During this period the rapid increase of the children of Israel, which is described in Exo 1, and which caused such anxiety to the new sovereigns of Egypt who had ascended the throne after the death of Yoseph, that they adopted measure for the enslaving and suppression of the ever increasing nation, continued without interruption. With the exception of this fact, and the birth, preservation, and education of Moshe/Moses, who was destined by God to be the deliverer of His people, which are circumstantially related in Exo 2, the entire book from Exo 3 to Exo 40 is occupied with an elaborate account of the events of two years, viz., the last year before the departure of the Israelites from Egypt, and the first year of their journey. This mode of treating the long period in question, which seems out of all proportion when judged by a merely outward standard, may be easily explained from the nature and design of the sacred history.

 

The 430 years of the sojourn of the Israelites in Egypt were the period during which the immigrant family was to increase and multiply, under the blessing and protection of God, in the way of natural development; until it had grown into a nation, and was ripe for that covenant which Yehovah had made with Avraham/Abraham, to be completed with the nation into which his seed had grown.

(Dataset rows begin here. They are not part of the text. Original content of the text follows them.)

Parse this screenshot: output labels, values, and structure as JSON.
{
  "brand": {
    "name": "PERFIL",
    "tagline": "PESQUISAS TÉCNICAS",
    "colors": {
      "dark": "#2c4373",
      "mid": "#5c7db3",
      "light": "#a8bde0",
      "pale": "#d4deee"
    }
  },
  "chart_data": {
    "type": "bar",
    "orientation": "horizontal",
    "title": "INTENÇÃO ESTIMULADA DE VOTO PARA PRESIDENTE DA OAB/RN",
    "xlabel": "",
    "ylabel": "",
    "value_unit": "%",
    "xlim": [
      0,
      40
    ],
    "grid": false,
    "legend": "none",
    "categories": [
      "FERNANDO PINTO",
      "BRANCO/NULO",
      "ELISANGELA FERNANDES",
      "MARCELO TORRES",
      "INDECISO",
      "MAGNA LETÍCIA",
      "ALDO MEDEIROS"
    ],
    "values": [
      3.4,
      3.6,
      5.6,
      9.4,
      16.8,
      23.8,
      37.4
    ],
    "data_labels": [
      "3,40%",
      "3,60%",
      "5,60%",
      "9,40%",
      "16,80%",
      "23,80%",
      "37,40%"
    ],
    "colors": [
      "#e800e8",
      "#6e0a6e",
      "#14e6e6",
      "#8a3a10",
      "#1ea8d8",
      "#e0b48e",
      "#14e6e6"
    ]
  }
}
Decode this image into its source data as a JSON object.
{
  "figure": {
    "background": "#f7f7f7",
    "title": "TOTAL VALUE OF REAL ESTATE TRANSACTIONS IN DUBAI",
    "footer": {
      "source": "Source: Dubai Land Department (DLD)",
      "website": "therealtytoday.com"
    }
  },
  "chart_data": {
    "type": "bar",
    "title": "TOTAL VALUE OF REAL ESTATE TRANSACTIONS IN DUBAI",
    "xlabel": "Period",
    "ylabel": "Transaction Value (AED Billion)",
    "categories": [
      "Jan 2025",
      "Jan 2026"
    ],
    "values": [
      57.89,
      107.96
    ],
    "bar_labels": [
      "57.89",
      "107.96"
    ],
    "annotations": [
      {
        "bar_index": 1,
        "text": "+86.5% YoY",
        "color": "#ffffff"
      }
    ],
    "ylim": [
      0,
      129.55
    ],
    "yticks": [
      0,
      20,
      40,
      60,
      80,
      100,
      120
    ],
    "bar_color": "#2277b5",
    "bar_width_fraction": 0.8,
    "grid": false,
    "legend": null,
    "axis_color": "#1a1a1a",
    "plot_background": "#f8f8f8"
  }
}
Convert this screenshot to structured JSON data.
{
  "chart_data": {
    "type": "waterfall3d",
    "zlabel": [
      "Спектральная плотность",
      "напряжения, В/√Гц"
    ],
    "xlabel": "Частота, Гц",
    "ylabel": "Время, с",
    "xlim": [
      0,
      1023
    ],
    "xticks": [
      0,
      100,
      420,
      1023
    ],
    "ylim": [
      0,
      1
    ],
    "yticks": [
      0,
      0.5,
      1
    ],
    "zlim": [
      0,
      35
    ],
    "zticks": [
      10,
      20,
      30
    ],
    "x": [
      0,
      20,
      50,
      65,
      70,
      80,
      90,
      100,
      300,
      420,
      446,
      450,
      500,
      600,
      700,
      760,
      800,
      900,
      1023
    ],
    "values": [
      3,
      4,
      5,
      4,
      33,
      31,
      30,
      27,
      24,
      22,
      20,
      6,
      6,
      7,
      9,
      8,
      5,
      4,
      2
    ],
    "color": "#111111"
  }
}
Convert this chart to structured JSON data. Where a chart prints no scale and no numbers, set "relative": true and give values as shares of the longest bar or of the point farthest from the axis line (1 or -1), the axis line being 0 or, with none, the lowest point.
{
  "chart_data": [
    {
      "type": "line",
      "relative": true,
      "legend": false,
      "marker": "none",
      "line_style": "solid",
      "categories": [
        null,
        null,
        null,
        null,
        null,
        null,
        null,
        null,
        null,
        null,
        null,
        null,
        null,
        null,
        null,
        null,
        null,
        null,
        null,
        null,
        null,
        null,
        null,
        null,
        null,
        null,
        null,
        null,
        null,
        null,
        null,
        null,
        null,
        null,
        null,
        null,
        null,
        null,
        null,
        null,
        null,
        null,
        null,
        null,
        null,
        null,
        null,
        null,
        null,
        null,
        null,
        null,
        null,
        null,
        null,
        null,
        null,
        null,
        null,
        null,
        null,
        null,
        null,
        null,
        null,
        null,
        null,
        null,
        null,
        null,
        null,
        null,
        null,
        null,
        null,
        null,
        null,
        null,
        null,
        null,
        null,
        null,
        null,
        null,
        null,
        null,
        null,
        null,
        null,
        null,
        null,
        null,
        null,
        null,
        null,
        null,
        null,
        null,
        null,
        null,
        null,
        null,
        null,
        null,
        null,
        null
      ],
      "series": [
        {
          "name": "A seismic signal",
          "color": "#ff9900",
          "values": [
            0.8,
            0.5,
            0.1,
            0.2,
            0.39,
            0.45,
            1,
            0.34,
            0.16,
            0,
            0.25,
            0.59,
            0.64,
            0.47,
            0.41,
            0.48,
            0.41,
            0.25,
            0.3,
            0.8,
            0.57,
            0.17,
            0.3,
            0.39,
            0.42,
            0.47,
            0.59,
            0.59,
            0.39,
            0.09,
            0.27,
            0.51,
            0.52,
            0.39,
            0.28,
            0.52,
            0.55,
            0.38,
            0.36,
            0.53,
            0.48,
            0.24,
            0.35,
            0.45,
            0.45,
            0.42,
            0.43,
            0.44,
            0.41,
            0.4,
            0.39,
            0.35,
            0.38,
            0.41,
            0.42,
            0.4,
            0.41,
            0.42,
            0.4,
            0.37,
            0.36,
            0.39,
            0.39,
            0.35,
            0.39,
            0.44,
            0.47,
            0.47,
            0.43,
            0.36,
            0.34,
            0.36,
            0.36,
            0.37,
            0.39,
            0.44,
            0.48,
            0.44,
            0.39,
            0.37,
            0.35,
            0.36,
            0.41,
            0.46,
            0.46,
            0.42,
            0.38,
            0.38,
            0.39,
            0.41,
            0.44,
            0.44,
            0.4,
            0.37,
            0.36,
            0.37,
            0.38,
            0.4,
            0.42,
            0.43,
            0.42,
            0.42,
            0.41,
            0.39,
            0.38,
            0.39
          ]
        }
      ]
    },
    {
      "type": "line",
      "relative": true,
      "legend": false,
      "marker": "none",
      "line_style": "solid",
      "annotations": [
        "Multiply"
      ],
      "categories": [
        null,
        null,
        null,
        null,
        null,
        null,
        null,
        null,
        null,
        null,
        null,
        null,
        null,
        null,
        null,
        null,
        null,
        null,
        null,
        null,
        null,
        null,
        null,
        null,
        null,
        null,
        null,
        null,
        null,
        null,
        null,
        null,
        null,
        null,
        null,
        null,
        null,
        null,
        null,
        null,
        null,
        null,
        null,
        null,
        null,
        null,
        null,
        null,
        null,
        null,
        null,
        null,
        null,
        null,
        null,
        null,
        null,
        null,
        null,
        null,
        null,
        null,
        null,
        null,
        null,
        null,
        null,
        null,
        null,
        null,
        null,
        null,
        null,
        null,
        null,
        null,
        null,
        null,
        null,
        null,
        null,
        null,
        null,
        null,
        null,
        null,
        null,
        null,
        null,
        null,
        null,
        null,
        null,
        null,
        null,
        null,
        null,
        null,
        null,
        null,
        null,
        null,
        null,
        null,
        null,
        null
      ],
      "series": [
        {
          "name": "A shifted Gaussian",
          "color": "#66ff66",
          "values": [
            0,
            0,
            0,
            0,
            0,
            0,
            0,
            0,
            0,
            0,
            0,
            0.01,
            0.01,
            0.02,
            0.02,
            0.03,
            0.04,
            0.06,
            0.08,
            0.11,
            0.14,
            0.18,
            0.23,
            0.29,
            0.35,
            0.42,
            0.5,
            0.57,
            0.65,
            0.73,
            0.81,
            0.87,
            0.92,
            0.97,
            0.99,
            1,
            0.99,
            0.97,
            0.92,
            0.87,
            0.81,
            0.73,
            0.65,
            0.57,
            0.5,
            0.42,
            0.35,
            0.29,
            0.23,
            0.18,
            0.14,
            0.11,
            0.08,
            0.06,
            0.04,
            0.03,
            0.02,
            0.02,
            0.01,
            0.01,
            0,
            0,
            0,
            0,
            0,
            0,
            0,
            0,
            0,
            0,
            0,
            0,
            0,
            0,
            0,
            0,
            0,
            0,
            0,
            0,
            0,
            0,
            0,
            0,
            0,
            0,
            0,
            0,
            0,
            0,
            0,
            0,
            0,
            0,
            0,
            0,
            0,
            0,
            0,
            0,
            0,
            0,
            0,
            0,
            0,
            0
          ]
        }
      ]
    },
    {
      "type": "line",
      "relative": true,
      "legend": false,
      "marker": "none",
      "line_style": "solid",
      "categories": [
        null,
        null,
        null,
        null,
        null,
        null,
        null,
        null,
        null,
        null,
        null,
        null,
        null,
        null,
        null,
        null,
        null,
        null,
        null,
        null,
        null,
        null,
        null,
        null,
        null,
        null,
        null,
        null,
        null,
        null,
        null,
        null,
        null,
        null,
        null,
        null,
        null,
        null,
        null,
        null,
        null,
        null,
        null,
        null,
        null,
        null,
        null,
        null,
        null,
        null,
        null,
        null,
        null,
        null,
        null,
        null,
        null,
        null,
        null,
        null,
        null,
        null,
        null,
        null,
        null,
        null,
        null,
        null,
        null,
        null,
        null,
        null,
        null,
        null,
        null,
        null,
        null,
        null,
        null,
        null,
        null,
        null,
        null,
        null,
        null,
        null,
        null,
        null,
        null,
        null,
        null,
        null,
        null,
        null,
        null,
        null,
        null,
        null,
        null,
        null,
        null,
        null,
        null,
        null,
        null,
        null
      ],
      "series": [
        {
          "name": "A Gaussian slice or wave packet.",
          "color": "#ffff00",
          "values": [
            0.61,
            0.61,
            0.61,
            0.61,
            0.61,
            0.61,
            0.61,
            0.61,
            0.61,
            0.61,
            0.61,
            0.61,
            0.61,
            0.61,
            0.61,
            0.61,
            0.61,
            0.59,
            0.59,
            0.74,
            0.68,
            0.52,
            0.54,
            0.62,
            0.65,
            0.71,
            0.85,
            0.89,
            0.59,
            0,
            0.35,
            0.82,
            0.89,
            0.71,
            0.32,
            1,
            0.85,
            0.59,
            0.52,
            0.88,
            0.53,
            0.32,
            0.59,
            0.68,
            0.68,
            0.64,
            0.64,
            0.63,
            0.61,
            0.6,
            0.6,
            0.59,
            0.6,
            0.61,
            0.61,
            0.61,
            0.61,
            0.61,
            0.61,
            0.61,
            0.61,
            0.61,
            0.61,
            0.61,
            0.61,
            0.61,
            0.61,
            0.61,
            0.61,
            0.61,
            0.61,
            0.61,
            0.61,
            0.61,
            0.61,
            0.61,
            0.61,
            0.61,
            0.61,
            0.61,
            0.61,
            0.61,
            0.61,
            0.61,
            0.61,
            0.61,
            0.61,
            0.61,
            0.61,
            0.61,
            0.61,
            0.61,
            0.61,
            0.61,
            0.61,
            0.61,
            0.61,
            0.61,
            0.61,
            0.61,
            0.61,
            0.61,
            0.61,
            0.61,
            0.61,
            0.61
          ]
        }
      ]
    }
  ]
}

During the whole of this period the direct revelations from God to Israel were entirely suspended; so that, with the exception of what is related in Exo 1 and 2, no event occurred of any importance to the kingdom of God. It was not till the expiration of these 400 years, that the execution of the divine plan of salvation commenced with the call of Moshe/Moses (Exo 3) accompanied by the founding of the kingdom of God in Israel. To this end Israel was liberated from the power of Egypt, and, as a nation rescued from human bondage, was adopted by God, the Lord of the whole earth, as the people of His possession.